Proficiency in Databricks for data engineering tasks is required.
Advanced knowledge of SQL for complex queries, data manipulation, and performance tuning is necessary.
Strong programming skills in Python for scripting and automation are essential.
Experience with Big Data tools (e.g., Spark, Hadoop) and data processing frameworks is required.
Familiarity with BI tools (e.g., Tableau, Power BI) and experience in developing dashboards and reports is necessary.
Experience with cloud platforms and tools like Azure ADF or Databricks is preferred.
Familiarity with data modeling and data architecture design is required.
An understanding of machine learning concepts and their application in data engineering is beneficial.
Candidates should possess keen attention to detail, excellent organizational skills, and the ability to multi-task.

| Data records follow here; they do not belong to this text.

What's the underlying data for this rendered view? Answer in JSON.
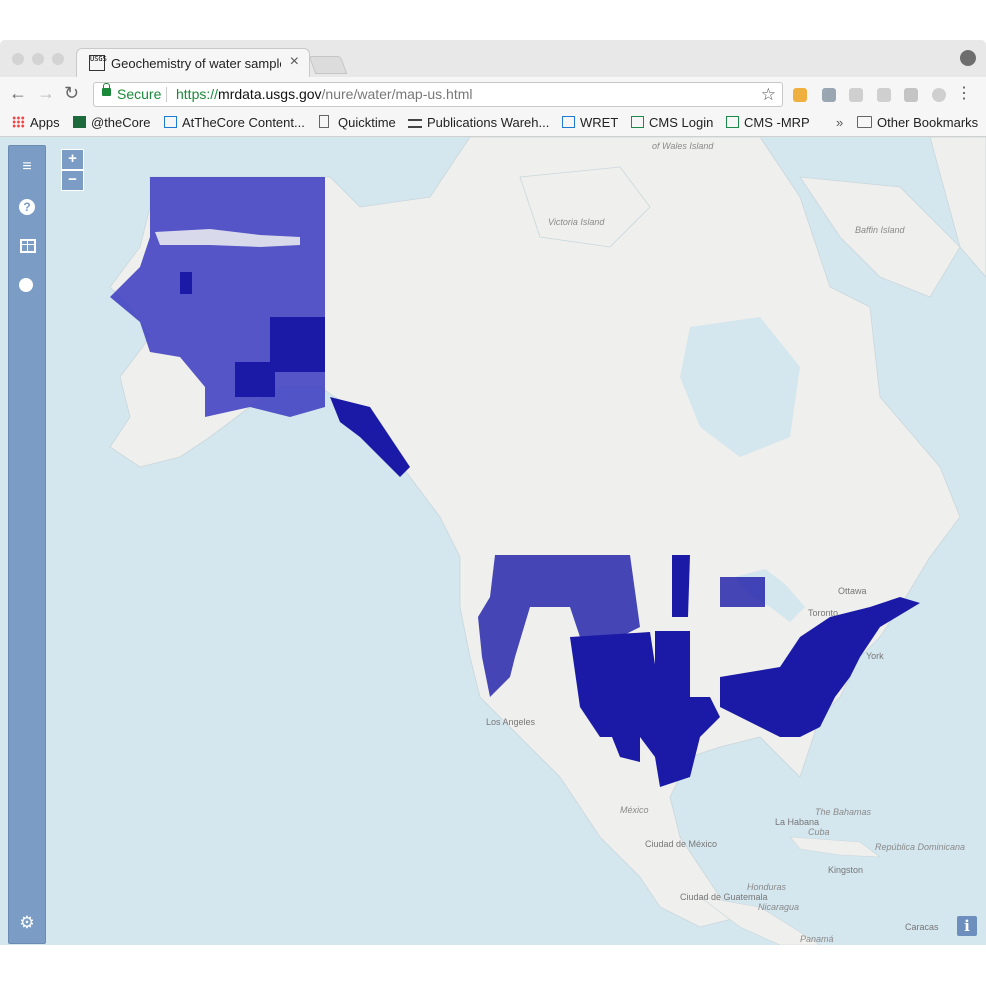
{
  "browser": {
    "tab_title": "Geochemistry of water samples",
    "tab_favicon": "USGS",
    "secure_label": "Secure",
    "url_scheme": "https://",
    "url_host": "mrdata.usgs.gov",
    "url_path": "/nure/water/map-us.html"
  },
  "bookmarks": {
    "items": [
      {
        "label": "Apps",
        "icon": "apps-grid-icon"
      },
      {
        "label": "@theCore",
        "icon": "core-icon"
      },
      {
        "label": "AtTheCore Content...",
        "icon": "page-layout-icon"
      },
      {
        "label": "Quicktime",
        "icon": "document-icon"
      },
      {
        "label": "Publications Wareh...",
        "icon": "usgs-wave-icon"
      },
      {
        "label": "WRET",
        "icon": "page-layout-icon"
      },
      {
        "label": "CMS Login",
        "icon": "cms-icon"
      },
      {
        "label": "CMS -MRP",
        "icon": "cms-icon"
      }
    ],
    "overflow": "»",
    "other": "Other Bookmarks"
  },
  "map": {
    "zoom_in": "+",
    "zoom_out": "−",
    "info": "i",
    "sample_color": "#1a1aa6",
    "labels": {
      "victoria": "Victoria Island",
      "baffin": "Baffin Island",
      "wales": "of Wales Island",
      "ottawa": "Ottawa",
      "toronto": "Toronto",
      "newyork": "York",
      "losangeles": "Los Angeles",
      "mexico": "México",
      "ciudad_de_mexico": "Ciudad de México",
      "bahamas": "The Bahamas",
      "habana": "La Habana",
      "cuba": "Cuba",
      "republica": "República Dominicana",
      "kingston": "Kingston",
      "honduras": "Honduras",
      "guatemala": "Ciudad de Guatemala",
      "nicaragua": "Nicaragua",
      "caracas": "Caracas",
      "panama": "Panamá"
    }
  },
  "sidebar": {
    "icons": [
      "menu-icon",
      "help-icon",
      "table-icon",
      "globe-icon",
      "settings-icon"
    ]
  }
}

Strong interpersonal skills with the ability to work effectively with a wide variety of professionals are essential.

Benefits:

All job offers will be based on a candidate’s location, skills, prior relevant experience, applicable degrees/certifications, as well as internal equity and market data.
Regular, full-time or part-time employees working 30 or more hours per week are eligible for comprehensive benefits including Medical, Dental, Vision, Life, STD/LTD, and 401(K).
Employees will receive Paid time off (PTO) or Flexible time off (FTO), and a Company bonus where applicable.
Endpoint Clinical is an equal opportunities employer AA/M/F/Veteran/Disability.
Pursuant to the San Francisco Fair Chance Ordinance, qualified applicants with arrest and conviction records will be considered for employment.